OK, so, during cookie season, the enamel coating on the flat beater for my 25-year-old stand mixer started to flake off. In other words the beater I use all the time. In late December I started my quest to replace it.

First, I tried to order a replacement beater from Chef’s Catalog – but I got mixed up between the tilt-head and lift-bowl models. The tilt-head has a flared bowl that screws into the mixer; the lift-bowl is narrower, and you hook it over two studs and crank it into place. I guess I can be forgiven my confusion because the mixer at School Woods is a tilt-head – but my main one, that I need the new beater for, is a cobalt blue, 5-qt. bowl, lift-bowl mixer.

Chef’s gives you free shipping on returns – there’s a bar code on the invoice – you cut that off, pack everything up, and take it all to Fed-Ex where the bar code tells them everything they need to know. I was charmed the first time, thought that was a really slick way to send the wrong beater back, and exchange it for what I thought was the right one.

It took awhile – I did the return Jan. 2, and just got the replacement on Saturday – the 28th. And even more disappointing, it was for a 6-qt. lift-bowl model.

I knew I’d have to return the second beater from Chef’s, so I saved all the packing material, located the magic barcode, left it all on the kitchen counter, and went to KitchenAid’s website to try to find the replacement there. Finally following John’s advice – afterall, he was in the womb when I bought the mixer – with a wedding present gift certifcate – so he has been intimately connected with it his whole life.

I got the model number and searched KitchenAid’s website – and here’s what I got:

Next I tried to browse stand mixers and attachments, thinking if I could get the right mixer, I could match the beater that way – you get 56 or 59 or so models, and it’s hard to tell from the mixer displays because the flat beater is standard – so they don’t say anything specific about what comes with :

But you can narrow to 9 pretty fast by selecting flat beaters:

And there was this one that sure looked right. But when you click for specs – no bowl size infor (I even poured water into my mixer bowl at this point to make sure I really had the 5-qt.), and no model numbers that matched mine. Notice the “Features and Specs” and “Buy Now” buttons.

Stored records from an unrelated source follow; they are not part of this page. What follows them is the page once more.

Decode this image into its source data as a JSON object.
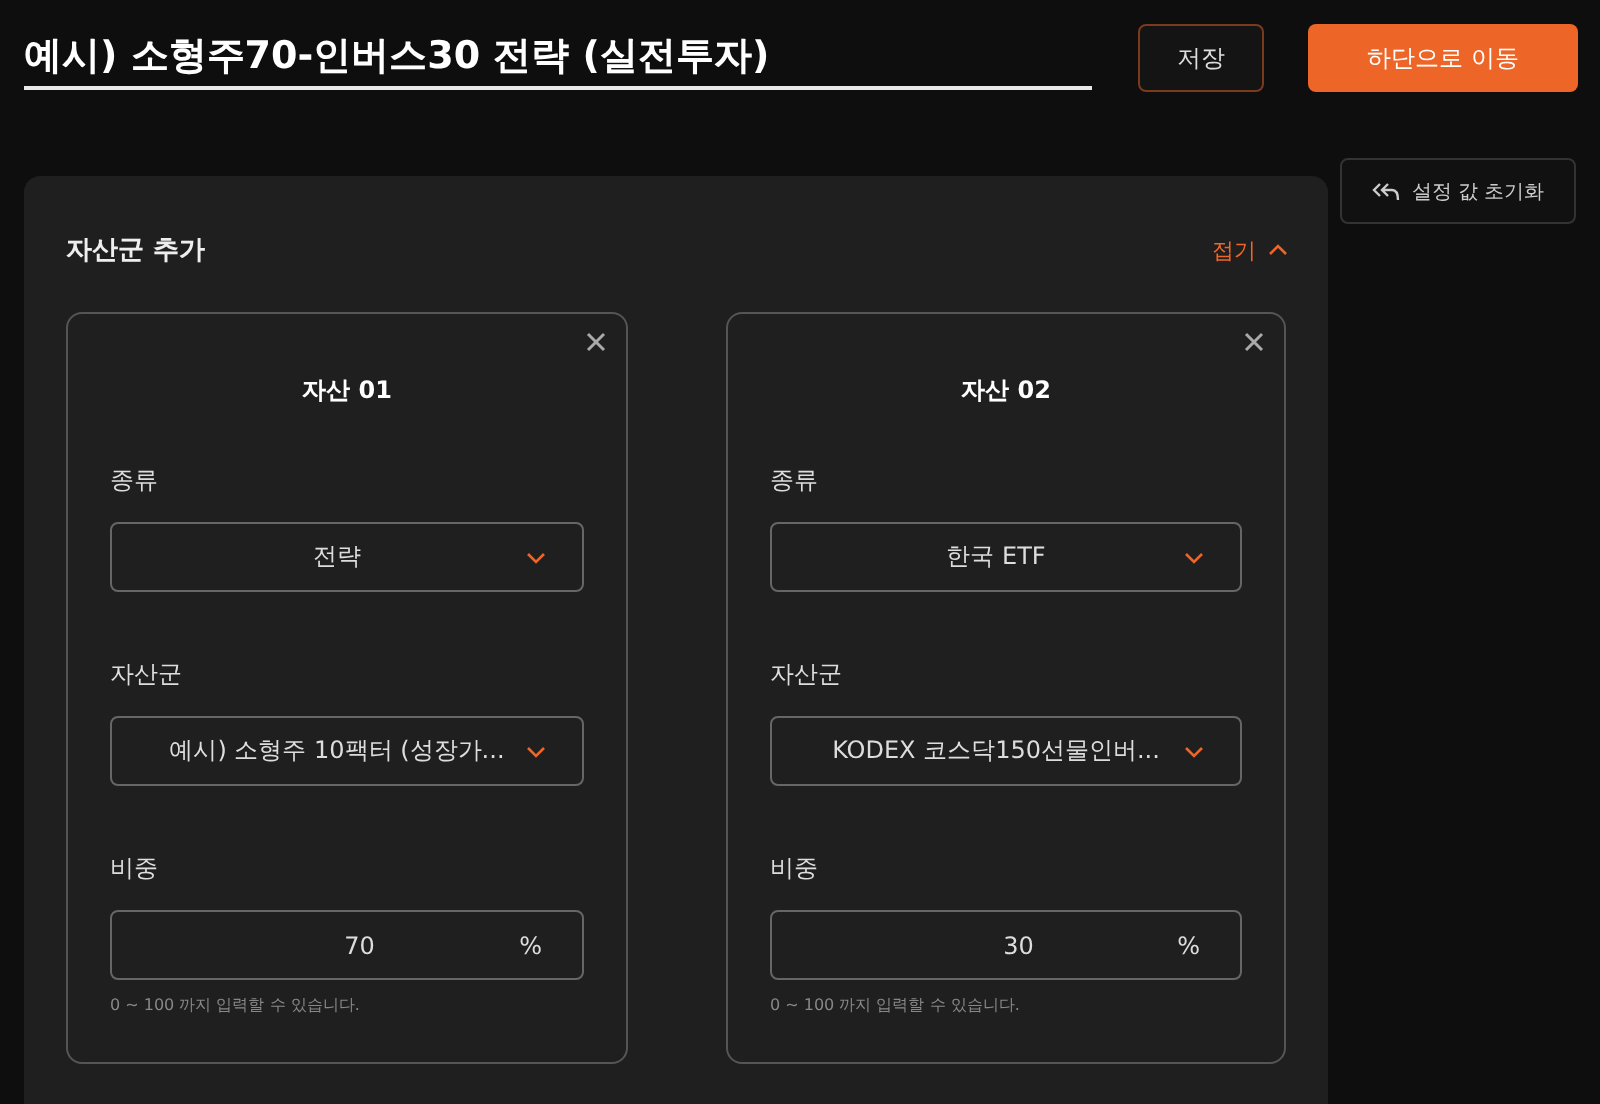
{
  "title_field": {
    "value": "예시) 소형주70-인버스30 전략 (실전투자)"
  },
  "buttons": {
    "save": "저장",
    "move_down": "하단으로 이동",
    "reset": "설정 값 초기화"
  },
  "section": {
    "title": "자산군 추가",
    "collapse": "접기",
    "expanded": true
  },
  "assets": [
    {
      "title": "자산 01",
      "type_label": "종류",
      "type_value": "전략",
      "class_label": "자산군",
      "class_value": "예시) 소형주 10팩터 (성장가...",
      "weight_label": "비중",
      "weight_value": "70",
      "unit": "%",
      "hint": "0 ~ 100 까지 입력할 수 있습니다."
    },
    {
      "title": "자산 02",
      "type_label": "종류",
      "type_value": "한국 ETF",
      "class_label": "자산군",
      "class_value": "KODEX 코스닥150선물인버...",
      "weight_label": "비중",
      "weight_value": "30",
      "unit": "%",
      "hint": "0 ~ 100 까지 입력할 수 있습니다."
    }
  ]
}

Here’s what you get when you click features & specs – no bowl size, no mixer model numbers, just how great the beater is:

It was late Sunday night, so I gave up, and sent a support email to KitchenAid, asking which beater to buy (Mark teased me saying they’d respond by telling me to get a while new mixer) and packed up the Chef’s Catalog beater to return on Monday morning. Which turned into an odyssey of its own, UPS store couldn’t take FedEx, and the FedEx agent in the bookstore turned computer store on State St. couldn’t take it either – and the box is still on the chair in my office as I write – that magic barcode’s getting less charming all the while)

Thought about it some more, and last night I revisited the KitchenAid site, and clicked that “Buy Now” button on the beater that looks right – and finally got this full display, with my model number listed, but evidently, not searchable – I added the highlighting in orange.

Happily, cheaper than the Chef’s beaters which were like $29.95 – this one’s only $14.99, $18 or so including shipping.

As Rach said this morning, when I related the story of my quest, “bad metadata”.